Fiona has confided in me that she has never seen her mother up close (‘I guess I knew her insides better than her outsides’, she has said). When Fiona was two years olde her mother got married to another plantation owner, and never again set foot in her childhood home.
Fiona has thus known no other mother than Carmine, a slave so dark she was almost invisible in the night. Fiona shared her milk with her milkbrother Matebe and they both grew up healthy and beautiful babies. No one amongst the slaves questioned the presense of this fairskinned child in their midst, and every one of them knew who her birthmother had been. Fiona was one of them, born in a slave’s shack and fed with a slave’s milk. She may be fair and blue eyed, but she was a slave just like them. So her first language was the native tongue of the Isles and off course slavespeake – the secret signlanguage that no white person has ever fathomed. Most has no knowledge of its existence at all. Only third did she learn the codorian language that the people of power spoke in her grandfather’s plantation.
It is on purpose that I mention no names in regards to her mother and maternal grandparents. Though Fiona holds no love for the maternal side of her family, she asked me to keep theire names secret. I believe she is actually ashamed of them. Loyally I oblige.
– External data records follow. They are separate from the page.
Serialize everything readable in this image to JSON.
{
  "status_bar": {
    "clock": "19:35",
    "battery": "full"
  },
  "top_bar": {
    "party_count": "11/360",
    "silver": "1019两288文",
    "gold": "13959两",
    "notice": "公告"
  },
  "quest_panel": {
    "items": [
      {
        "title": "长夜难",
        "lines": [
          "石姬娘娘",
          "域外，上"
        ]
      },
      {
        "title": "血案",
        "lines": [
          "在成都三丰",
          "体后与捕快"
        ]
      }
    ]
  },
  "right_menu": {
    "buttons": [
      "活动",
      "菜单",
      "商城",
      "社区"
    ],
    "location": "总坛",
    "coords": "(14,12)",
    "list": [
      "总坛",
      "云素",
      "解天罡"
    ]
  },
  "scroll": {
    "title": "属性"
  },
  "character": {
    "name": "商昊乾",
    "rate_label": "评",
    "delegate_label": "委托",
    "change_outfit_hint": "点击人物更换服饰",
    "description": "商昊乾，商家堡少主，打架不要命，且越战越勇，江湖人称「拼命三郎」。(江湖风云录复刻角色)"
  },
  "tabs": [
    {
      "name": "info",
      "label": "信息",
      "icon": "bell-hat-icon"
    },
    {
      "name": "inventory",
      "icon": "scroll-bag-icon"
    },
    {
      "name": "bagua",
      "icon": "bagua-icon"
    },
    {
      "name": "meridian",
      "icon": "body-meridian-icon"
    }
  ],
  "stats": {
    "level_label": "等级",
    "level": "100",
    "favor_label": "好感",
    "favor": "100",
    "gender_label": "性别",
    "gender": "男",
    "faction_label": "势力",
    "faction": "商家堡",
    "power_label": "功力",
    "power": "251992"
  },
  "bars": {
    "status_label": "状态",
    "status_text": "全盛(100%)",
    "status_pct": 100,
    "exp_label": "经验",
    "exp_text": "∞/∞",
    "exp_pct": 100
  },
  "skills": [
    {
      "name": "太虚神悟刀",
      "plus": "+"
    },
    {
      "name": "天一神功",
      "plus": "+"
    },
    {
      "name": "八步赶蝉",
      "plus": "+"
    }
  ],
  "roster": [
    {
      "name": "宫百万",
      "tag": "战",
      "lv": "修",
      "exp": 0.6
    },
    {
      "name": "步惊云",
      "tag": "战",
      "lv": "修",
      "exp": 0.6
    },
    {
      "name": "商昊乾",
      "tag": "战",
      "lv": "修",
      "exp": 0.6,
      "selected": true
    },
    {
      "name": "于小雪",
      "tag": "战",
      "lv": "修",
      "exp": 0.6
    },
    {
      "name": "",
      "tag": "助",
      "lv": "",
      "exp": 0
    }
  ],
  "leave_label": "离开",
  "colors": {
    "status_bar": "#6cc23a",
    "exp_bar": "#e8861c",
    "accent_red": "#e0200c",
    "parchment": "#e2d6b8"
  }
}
Slaves work from the day they can walk and carry things at the same time – as did Fiona. She was not spared, because of her pale skin. She saw for herself how independence and sense of justice was repeatedly punished, and maybe because of that she has grown to be a very independent woman with a keen sense of justice. She ever questioned everything, and the voodoopriestess, who lived in secrecy in the wilderment beyond the plantation foresaw that this child would do much for her people – the slaves. To this one of the older slaves has since told me: ‘Great things, yes we knew that, but most of the time, we just wished she would stoppe asking all those questions!’.
I never met this voodoopriestess myself since she only speakes to those she finds worthy and white people never are, I’m told. I doubt that the present priestess is the same as when Fiona was a child, fore she was olde already then, and would be well into her 12th decade if she was the same. I’m sure that in some mysterious way another has taken her place since. But I know not – they will telle me nothing of this. But I’m told that the priestess also has said of Fiona that her oceaneyes was proof that she had mermaidblood in her veins. I must admit that I believe that to be true. The Blackwells are more than mere people; they could very well be merpeople.